The Democrats have done poorly in the 2014 and 2016 legislative elections in Wisconsin, and their argument is predicated on the idea that they’ll never be able to claw their way back to competitiveness.  But while gerrymandering helps, it can’t overcome long-term secular trends.

For decades, nay generations, Democrats gerrymandered districts to their advantage.  In response, Republicans began a long-term, multi-decade effort to squeeze the Democrats from the bottom-up.  Their in state legislatures are the result of that.   The change from 1980 is stunning, and began in earnest in 1994:

Perverse Outcomes

I mentioned above that there are two broad ways of gerrymandering – write in small but secure legislative majorities, with a few competitive districts, or write in a greater number of competitive districts, with some majority in each.

The ruling would seem to favor the first option over the second.  If the metric is that each party has a proportional number of “extra votes,” a party will have an incentive to make as many districts as lopsided as possible, giving themselves small but secure majorities.  The net result is liable to be less competitive elections, with efforts concentrated in a few districts.  The vast majority of residents would live in uncompetitive districts.

This would seem on the face of it to contradict the ruling’s logic.  While the point of gerrymandering is legislative control, the point of an individual election is the selection of an individual legislator.  The majority party would have an incentive to make sure that in the vast majority of those districts, at least one party never had a reasonable shot at getting elected.  To the degree that gerrymanding contradicts freedom of association (and again, I don’t follow the logic there), this result would compound the problem, not ameliorate it.

Consequences for Open Primaries

The court is agreeing with the plaintiffs’ argument that unfair district lines are an attack on freedom of association.  So be it.

Colorado just passed a law imposing a presidential primary, and another law requiring that unaffiliated voters be allowed to vote in one party’s primary.  How then are state laws that determine how parties’ nominees are chosen not such an infringement?  If a party chooses to have a primary, or a caucus, or an open primary, why is that not the party’s business?  If this ruling stands, it’s almost impossible to see how an inherently political process that affects a party’s ability to win can be an infringement on free association, while a state diktat on how a party chooses its nominees isn’t.

Too Bad – Go Win

Democrats are (or were, in 2009) fond saying that elections have consequences.  Unless they’re won by Republicans, especially in years ending in 0.  At one level, they’re right to be concerned.  The Democrats find themselves where the Republicans were for a long time – a regional party, and a minority party at every level, with only the White House in grasp.

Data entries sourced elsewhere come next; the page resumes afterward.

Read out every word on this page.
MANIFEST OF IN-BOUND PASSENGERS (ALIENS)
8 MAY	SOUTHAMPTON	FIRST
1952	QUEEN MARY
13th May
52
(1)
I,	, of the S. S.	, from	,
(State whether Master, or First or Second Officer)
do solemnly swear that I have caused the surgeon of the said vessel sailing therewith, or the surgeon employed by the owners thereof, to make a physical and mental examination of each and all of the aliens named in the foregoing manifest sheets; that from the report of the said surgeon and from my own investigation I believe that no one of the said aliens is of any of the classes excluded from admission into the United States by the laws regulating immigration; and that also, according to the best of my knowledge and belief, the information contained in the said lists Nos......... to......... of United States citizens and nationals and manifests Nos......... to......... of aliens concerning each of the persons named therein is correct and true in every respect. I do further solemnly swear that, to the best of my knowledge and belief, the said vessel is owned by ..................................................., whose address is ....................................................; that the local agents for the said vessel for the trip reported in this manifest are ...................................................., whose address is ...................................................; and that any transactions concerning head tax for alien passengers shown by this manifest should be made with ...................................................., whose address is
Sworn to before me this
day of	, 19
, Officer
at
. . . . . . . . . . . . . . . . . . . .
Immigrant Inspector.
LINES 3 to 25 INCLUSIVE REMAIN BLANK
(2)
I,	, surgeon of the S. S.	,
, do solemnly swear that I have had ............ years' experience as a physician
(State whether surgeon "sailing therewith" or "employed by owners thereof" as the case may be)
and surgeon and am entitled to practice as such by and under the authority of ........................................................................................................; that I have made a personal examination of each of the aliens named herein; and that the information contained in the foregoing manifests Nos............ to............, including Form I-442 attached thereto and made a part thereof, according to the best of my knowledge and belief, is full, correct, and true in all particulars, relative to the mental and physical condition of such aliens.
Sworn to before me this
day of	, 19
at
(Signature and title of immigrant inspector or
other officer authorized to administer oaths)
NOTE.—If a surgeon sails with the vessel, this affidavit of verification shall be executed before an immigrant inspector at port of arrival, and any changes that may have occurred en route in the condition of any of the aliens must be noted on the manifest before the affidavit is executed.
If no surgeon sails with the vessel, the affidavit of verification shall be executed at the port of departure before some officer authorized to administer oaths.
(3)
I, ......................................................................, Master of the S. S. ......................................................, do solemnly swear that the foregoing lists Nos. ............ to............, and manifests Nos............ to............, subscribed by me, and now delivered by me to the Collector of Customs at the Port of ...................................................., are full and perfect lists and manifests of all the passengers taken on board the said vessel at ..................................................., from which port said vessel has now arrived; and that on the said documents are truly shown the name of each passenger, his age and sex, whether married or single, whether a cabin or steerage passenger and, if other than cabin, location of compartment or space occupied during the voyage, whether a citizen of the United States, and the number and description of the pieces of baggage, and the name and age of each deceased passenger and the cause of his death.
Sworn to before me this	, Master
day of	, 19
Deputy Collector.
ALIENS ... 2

They’ve never been shy about using judicial and administrative tools to achieve policy ends, but at this point, those are the only tools in the toolbag.  The public has soundly rejected the social activism and, to a lesser extent, the regulatory manipulation that is the Democrats’ current stock in trade.  Should it continue to see its desires frustrated, things could get even uglier for the Democrats and for the country.

And electorally, the Republicans have been squeezing out the Democrats’ bench for decades now.  Not only are Pelosi and Schumer bicoastal, they’re old.  The only areas outside of the coasts producing new Democratic talent are the cities, which have been trending blue for a while.  If the Democrats have to rebuild everywhere else, the Republicans may have a very difficult time rebuilding there.  Count on them to try, though.

Rebuilding the party isn’t the work of one cycle, or of winning the White House, no matter how dangerously concentrated power has become.  The last two Democratic presidents have been terrible for the party.

If Democrats want to win again, they need to figure out how to win, not look to the courts to save them from their own disconnect from the people whose votes they’re trying to earn.